Ils ne se cachent même plus la nuit. On les voit partout, parfois en mouvement, en groupe aussi, parfois, de deux ou trois. Parfois aussi contre une colonne, sous les arches, ils vous regardent et ne vous regardent pas. Ils s’entretiennent entre eux, comme des insectes ayant trouvé des miettes, la parole les nourrit. On les voit partout, on pense qu’ils errent dans les canalisations bernoises. On pense qu’ils errent parce qu’on essaie de ne pas les voir. Dans les faits, leur parcours est tout tracé, immanquable, ils l’ont choisi bewusst ou unbewusst dès qu’ils ont commencé la descente, à nous quitter. Long processus, ils ne se sont pas réveillés un jour, dans leur lit, avec la vie alentour beaucoup trop grande.Parfois on les regarde. Mais pas trop longtemps.
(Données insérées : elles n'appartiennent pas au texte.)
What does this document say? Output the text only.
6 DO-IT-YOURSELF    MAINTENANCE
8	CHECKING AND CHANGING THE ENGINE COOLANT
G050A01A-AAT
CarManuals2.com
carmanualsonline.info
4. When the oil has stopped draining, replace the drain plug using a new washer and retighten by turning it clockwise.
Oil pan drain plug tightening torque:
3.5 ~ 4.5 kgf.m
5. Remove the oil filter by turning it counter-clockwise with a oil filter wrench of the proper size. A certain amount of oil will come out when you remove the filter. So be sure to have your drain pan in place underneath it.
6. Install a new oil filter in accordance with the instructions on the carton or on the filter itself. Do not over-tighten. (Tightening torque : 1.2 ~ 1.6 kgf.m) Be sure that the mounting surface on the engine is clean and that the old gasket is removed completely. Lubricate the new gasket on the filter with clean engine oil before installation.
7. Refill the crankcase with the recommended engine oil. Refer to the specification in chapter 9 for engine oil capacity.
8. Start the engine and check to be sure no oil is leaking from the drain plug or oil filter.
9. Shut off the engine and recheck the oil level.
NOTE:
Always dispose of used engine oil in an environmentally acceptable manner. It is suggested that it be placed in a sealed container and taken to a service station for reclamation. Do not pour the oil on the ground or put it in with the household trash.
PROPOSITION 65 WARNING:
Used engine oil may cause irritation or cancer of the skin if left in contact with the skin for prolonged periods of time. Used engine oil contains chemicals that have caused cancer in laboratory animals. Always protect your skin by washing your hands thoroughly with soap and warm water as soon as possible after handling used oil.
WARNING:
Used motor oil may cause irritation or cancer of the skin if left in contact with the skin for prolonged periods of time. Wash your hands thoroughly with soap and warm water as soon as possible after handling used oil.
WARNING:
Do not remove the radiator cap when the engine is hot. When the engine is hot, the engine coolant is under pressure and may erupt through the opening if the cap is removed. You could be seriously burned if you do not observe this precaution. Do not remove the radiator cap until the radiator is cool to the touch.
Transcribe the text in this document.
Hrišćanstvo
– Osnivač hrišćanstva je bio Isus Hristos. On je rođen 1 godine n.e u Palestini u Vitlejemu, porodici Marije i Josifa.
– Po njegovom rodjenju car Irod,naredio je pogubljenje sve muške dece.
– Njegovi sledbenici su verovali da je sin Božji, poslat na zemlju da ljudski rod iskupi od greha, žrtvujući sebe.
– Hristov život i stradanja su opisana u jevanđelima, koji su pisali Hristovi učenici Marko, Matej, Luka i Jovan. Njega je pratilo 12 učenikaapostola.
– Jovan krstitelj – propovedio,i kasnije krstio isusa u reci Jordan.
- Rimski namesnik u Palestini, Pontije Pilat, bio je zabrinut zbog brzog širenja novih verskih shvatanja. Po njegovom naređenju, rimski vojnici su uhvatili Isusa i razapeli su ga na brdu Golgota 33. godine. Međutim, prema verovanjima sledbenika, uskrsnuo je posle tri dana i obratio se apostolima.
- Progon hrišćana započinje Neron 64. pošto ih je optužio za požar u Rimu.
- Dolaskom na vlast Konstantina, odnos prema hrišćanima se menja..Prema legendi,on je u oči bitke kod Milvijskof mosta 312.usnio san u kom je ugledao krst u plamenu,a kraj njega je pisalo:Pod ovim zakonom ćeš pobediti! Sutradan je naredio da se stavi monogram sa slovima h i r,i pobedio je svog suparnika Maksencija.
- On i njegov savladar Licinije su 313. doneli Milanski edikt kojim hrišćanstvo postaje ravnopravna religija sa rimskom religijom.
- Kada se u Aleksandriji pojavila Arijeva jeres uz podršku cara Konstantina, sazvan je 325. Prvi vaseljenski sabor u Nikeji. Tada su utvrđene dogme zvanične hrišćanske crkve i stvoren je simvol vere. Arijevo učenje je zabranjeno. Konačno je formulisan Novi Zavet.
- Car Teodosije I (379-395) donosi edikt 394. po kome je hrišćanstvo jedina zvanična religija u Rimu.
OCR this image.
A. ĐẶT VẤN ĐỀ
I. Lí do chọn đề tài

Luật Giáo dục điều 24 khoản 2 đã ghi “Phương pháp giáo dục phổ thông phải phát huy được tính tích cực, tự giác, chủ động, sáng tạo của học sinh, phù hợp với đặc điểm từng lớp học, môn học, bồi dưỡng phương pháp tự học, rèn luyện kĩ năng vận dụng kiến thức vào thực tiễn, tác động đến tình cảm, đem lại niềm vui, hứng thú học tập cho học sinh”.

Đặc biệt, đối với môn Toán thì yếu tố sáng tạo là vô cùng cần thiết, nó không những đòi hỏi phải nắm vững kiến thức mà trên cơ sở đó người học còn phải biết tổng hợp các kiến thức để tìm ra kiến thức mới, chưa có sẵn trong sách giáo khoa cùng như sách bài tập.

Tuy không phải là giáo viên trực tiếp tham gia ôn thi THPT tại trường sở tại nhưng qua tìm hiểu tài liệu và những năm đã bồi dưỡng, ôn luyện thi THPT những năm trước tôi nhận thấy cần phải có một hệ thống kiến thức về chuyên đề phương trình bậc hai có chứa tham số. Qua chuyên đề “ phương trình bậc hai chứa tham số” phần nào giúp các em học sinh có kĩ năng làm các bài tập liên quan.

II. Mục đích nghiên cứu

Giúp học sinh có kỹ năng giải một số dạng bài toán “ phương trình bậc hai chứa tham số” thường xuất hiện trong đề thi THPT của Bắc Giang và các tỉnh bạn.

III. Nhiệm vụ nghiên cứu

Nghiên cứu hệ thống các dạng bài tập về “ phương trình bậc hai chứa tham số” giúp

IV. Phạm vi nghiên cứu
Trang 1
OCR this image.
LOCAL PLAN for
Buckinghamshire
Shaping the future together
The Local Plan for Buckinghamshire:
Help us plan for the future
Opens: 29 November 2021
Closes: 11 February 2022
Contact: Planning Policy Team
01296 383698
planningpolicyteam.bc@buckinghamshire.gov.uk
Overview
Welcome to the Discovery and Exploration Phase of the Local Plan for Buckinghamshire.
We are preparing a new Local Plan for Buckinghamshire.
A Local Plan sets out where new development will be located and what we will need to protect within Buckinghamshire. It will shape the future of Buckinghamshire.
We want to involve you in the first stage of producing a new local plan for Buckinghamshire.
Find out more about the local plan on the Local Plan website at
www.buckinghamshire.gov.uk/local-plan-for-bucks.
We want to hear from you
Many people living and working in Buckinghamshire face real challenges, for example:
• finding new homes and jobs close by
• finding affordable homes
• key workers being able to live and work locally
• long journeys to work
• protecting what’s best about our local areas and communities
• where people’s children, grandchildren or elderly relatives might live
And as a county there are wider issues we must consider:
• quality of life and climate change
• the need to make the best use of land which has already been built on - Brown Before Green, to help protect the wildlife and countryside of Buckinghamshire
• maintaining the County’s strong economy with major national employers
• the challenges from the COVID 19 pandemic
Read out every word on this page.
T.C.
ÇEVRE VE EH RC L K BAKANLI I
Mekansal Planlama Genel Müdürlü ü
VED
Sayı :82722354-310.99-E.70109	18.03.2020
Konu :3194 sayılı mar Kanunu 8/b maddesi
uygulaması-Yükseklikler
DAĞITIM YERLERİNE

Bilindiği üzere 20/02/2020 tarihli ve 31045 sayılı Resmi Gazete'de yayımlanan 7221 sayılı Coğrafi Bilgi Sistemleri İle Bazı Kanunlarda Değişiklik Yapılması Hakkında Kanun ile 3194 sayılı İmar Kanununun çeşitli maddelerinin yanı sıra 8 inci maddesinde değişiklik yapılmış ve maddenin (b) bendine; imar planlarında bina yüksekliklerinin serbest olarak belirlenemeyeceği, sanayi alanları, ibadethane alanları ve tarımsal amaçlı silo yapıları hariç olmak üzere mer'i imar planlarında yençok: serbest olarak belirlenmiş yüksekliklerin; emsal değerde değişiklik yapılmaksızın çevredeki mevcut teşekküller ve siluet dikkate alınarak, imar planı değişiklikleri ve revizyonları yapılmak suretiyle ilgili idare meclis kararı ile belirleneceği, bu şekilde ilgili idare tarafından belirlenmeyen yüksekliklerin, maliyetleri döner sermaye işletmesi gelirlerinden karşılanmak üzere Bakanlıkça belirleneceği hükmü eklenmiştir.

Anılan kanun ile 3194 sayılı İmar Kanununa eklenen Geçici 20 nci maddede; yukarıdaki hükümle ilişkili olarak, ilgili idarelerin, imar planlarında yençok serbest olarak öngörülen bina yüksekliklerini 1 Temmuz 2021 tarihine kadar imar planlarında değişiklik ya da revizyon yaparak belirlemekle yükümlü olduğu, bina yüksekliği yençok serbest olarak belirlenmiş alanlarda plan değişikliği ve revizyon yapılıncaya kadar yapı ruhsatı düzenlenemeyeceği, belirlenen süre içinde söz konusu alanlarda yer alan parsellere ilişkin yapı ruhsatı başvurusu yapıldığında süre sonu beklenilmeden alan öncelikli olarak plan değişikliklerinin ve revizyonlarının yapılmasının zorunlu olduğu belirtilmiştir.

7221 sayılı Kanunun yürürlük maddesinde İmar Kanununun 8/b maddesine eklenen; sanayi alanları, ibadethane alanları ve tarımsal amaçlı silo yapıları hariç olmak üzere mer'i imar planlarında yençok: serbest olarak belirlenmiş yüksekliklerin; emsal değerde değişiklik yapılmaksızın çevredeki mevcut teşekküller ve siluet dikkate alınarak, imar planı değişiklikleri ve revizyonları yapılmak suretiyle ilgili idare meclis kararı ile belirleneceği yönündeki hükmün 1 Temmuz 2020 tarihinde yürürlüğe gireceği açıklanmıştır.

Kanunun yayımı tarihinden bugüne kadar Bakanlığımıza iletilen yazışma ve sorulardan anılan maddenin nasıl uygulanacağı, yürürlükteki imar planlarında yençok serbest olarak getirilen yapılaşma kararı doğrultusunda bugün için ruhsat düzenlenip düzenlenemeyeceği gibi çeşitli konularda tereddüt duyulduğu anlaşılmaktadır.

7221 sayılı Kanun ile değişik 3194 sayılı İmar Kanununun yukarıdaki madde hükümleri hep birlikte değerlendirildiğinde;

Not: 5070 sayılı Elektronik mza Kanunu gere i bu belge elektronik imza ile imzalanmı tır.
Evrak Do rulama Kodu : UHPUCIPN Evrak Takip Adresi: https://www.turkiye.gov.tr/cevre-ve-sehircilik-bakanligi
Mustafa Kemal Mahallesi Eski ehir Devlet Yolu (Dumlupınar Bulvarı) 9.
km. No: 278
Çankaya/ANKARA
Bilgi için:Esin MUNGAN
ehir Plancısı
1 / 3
On ne peut les regarder trop longtemps, soleils éblouissants de crasse, impression dégueulasse sur la rétine. Nous sommes attirés par ce fond de cuvette, l’eau des poubelles, la fascination malsaine des ténèbres.

Parfois on les regarde. Mais pas longtemps, car trop longtemps c’est perdre son âme, commencer la descente. Qui les regarde trop longtemps est soit trop purement humain, soit un rêve éveillé, car de telles personnes n’existent plus. Qui les regarde trop longtemps sent la souillure dans son intériorité, sent la proximité de son frère.